In our lab meeting this week, Nishant and Hassan will present their work for 30 minutes each. Nishant will go over his accepted EMNLP paper and Hassan will summarize his internship work at Riken.Here are the title and abstract of their presentations:

Nishant: Decipherment of Substitution Cipher Using Neural Language Models

Abstract: The decipherment of homophonic substitution ciphers using language models (LMs) is a well-studied task in Natural Language Processing (NLP). Previous work in this topic score short local spans of possible plaintext decipherments using n-gram LMs. The most widely used technique is the use of a beam search with n-gram LMs proposed by Nuhn et al. (2013). We propose a new approach on decipherment using a beam search algorithm that scores the entire candidate plaintext at each step with a neural LM. We augment beam search with a novel rest cost estimation that exploits the predictive power of a neural LM. This work, to our knowledge, is the first to use a large pretrained neural language model for decipherment. Our neural decipherment approach outperforms the state-of-the-art n-gram based methods on many different ciphers. On challenging ciphers such as the Beale cipher, our system reports significantly lower error rates with much smaller beam sizes.

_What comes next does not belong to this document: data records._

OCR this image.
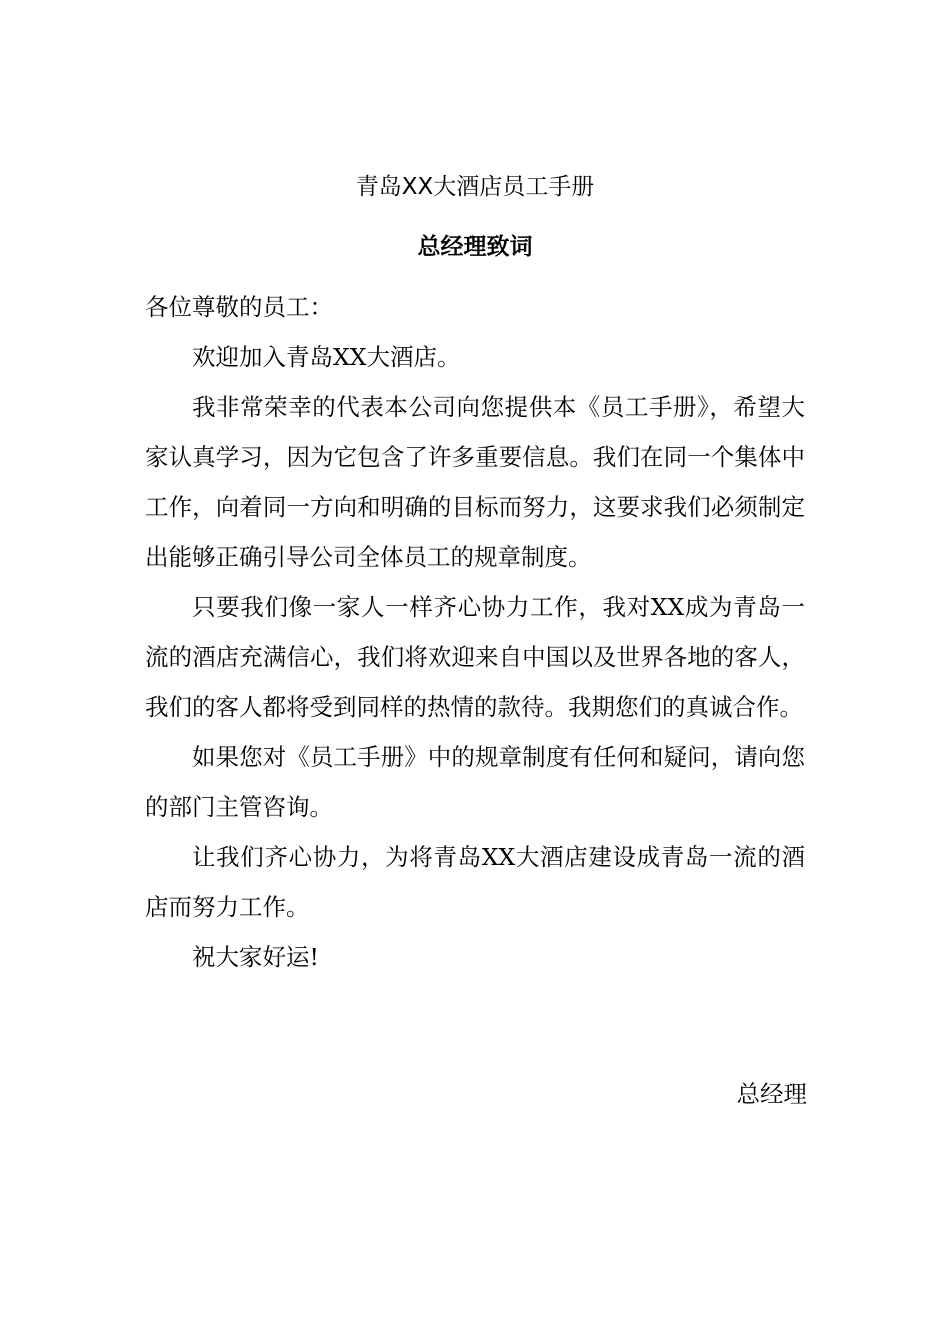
青岛XX大酒店员工手册
总经理致词

各位尊敬的员工：

欢迎加入青岛XX大酒店。

我非常荣幸的代表本公司向您提供本《员工手册》，希望大家认真学习，因为它包含了许多重要信息。我们在同一个集体中工作，向着同一方向和明确的目标而努力，这要求我们必须制定出能够正确引导公司全体员工的规章制度。

只要我们像一家人一样齐心协力工作，我对XX成为青岛一流的酒店充满信心，我们将欢迎来自中国以及世界各地的客人，我们的客人都将受到同样的热情的款待。我期您们的真诚合作。

如果您对《员工手册》中的规章制度有任何和疑问，请向您的部门主管咨询。

让我们齐心协力，为将青岛XX大酒店建设成青岛一流的酒店而努力工作。

祝大家好运!

总经理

Hassan: SHINRA; a Dataset for Multi-Labled Multilingual Classification of Wikipedia Articles

Abstract: In order to construct a language understanding system, such as Question-Answering, which can also explain its decision in language, we need the world knowledge which can be processed by machines. Wikipedia is a great resource of such knowledge, but it is hardly understandable for machines to process. In order to create machine processable knowledge base, we are trying to structure Wikipedia. Our first step towards this goal would be to classify the wikipedia entities into predefined categories. This project summarizes our attempt to prepare the data for the wikipedia entity classification task.

Tuesday, October 2nd, 11:30 a.m. TASC1 9408.